Olivier Py n’épargne rien à ses personnages ni au public, des diverticules intestinaux et circonvolutions cérébrales. Comme des pratiques sexuelles les plus jouissives et les plus humiliantes. Dans culture, il y a cul, disait Jean-Luc Godard, et dans Godard, il y a gode, et dard… Personne n’est choqué, cela fait partie du drame parfois et de la farce, souvent. Nous, public, rions comme des enfants aux «caca-boudins», avant de faire silence devant ce qui approche l’effroi, quand même. Là encore, Olivier Py désamorce le scandale : tout faire péter et tout de suite; après, la table est rase.
Dieu et la jouissance se rencontrent dans cette énorme entité toujours au cœur des écrits d’Olivier Py: la joie. Nous aurons ainsi droit notre moment de catéchisme et considérations philosophiques, avec l’exaltation du théâtre comme unique lieu de liberté dont au moins, les comédiens ne se privent pas… Tous d’une vaillance extraordinaire, ils cavalent entre les sièges, grimpent sur le beau décor de Pierre-André Weiz, en se donnant corps et âme à la scène, dans leur éclatante nudité.
Mireille Hersbtmeyer joue une mondaine en tailleur poussin très pompidolien, puis une grande tragédienne en fin de carrière qui croit tirer les ficelles (en effet les tire-t-elle vraiment?). L’actrice déploie ici toute sa force et toute son exceptionnelle fantaisie.

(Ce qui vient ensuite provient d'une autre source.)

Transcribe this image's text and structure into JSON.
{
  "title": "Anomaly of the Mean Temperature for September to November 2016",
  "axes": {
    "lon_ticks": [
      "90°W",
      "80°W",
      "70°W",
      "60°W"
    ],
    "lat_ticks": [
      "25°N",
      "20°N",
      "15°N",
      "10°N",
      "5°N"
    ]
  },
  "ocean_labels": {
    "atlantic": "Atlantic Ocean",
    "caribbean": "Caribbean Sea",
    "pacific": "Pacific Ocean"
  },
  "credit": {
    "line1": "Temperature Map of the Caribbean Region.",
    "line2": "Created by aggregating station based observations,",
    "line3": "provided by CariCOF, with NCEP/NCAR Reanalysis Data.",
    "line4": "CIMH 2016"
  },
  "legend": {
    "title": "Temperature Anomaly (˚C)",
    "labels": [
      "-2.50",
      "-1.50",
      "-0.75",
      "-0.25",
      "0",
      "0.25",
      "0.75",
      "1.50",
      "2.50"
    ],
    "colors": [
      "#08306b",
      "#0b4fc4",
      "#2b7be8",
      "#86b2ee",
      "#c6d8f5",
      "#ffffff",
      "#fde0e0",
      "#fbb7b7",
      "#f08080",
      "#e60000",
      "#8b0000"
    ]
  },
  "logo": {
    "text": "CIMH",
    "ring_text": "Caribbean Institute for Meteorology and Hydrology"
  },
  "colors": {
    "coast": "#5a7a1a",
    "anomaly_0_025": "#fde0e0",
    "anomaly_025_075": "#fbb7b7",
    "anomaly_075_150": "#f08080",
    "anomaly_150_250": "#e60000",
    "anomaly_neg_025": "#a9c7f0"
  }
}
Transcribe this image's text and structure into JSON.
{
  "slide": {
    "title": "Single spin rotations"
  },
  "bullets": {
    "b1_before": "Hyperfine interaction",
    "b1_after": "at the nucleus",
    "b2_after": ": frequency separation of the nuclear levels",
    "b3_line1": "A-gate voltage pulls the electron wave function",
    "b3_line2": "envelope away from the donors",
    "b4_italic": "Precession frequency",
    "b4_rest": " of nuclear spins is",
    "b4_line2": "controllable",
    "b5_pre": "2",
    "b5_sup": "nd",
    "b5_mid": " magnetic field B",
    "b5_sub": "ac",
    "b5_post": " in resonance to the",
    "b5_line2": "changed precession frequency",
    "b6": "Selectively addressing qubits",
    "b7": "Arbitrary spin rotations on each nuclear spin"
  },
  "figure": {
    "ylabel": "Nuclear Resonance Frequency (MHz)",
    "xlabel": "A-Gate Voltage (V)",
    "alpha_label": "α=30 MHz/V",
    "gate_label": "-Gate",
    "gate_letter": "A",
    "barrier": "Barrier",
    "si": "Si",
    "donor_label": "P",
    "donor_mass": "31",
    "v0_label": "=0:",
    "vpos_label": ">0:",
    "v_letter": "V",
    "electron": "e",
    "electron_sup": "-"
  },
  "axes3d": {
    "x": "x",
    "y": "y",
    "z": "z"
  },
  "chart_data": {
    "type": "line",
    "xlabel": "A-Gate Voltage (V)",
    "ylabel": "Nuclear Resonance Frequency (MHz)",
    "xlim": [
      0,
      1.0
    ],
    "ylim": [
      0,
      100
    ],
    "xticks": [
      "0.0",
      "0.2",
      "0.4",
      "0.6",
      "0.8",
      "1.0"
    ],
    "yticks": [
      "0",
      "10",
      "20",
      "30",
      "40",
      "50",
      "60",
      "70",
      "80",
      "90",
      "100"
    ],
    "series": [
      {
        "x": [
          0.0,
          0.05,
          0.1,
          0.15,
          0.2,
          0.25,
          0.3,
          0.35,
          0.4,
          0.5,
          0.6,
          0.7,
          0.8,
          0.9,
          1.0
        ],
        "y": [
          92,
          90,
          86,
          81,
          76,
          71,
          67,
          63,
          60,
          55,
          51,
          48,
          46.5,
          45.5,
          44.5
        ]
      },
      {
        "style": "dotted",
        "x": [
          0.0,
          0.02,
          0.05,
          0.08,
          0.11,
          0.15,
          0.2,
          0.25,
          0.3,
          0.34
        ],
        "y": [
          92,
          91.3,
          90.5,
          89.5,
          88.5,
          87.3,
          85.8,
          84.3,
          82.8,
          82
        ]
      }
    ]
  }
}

Philippe Girard, lui, incarne, avec une puissance glaciale, un éventail de pères et patrons dominateurs et cyniques. Mais aussi en plus tendre, un frère Dominique qui nous mènerait presque à «ne pas écarter l’idée de Dieu ».
Dans le style Py, il faut en faire trop pour en faire assez: Jean Alibert, Mustapha Benaïbout, Laure Calamy, Céline Chéenne, Emilien Diard-Detœuf, Joseph Fourez, François Michonneau donnent leur énergie et une vraie fantaisie à ce bordel (littéral). Mais, en voulant montrer sa solidarité aux prostitué-e-s, Olivier Py en fait une caricature convenue. Et au bout du compte? Passons sur le coup de patte envers les critiques qui attendraient d’avoir l’avis de tous avant d’adopter le leur… L’ensemble est drôle et méchant mais avec des ratés, des longueurs (surtout dans la deuxième partie), ressassements et formules, du genre: «Paris est une réponse à l’absence de Dieu» (!!!). Passons…
Mais l’auteur/metteur en scène a un sens aigu du dessin. Ce roman a des clés: laissons-les lui et restons sur ce constat: les comédiens font le théâtre. Le séducteur Py ne nous aura en rien pervertis. Omniprésent parmi les puissants et les gigolos qu’il décrit, entre logorrhée et ambiguïté, il sait encore régner…
Christine Friedel
Festival d’Avignon, La Fabrica, jusqu’au 15 juillet. T.33 (0)4 90 14 14 14.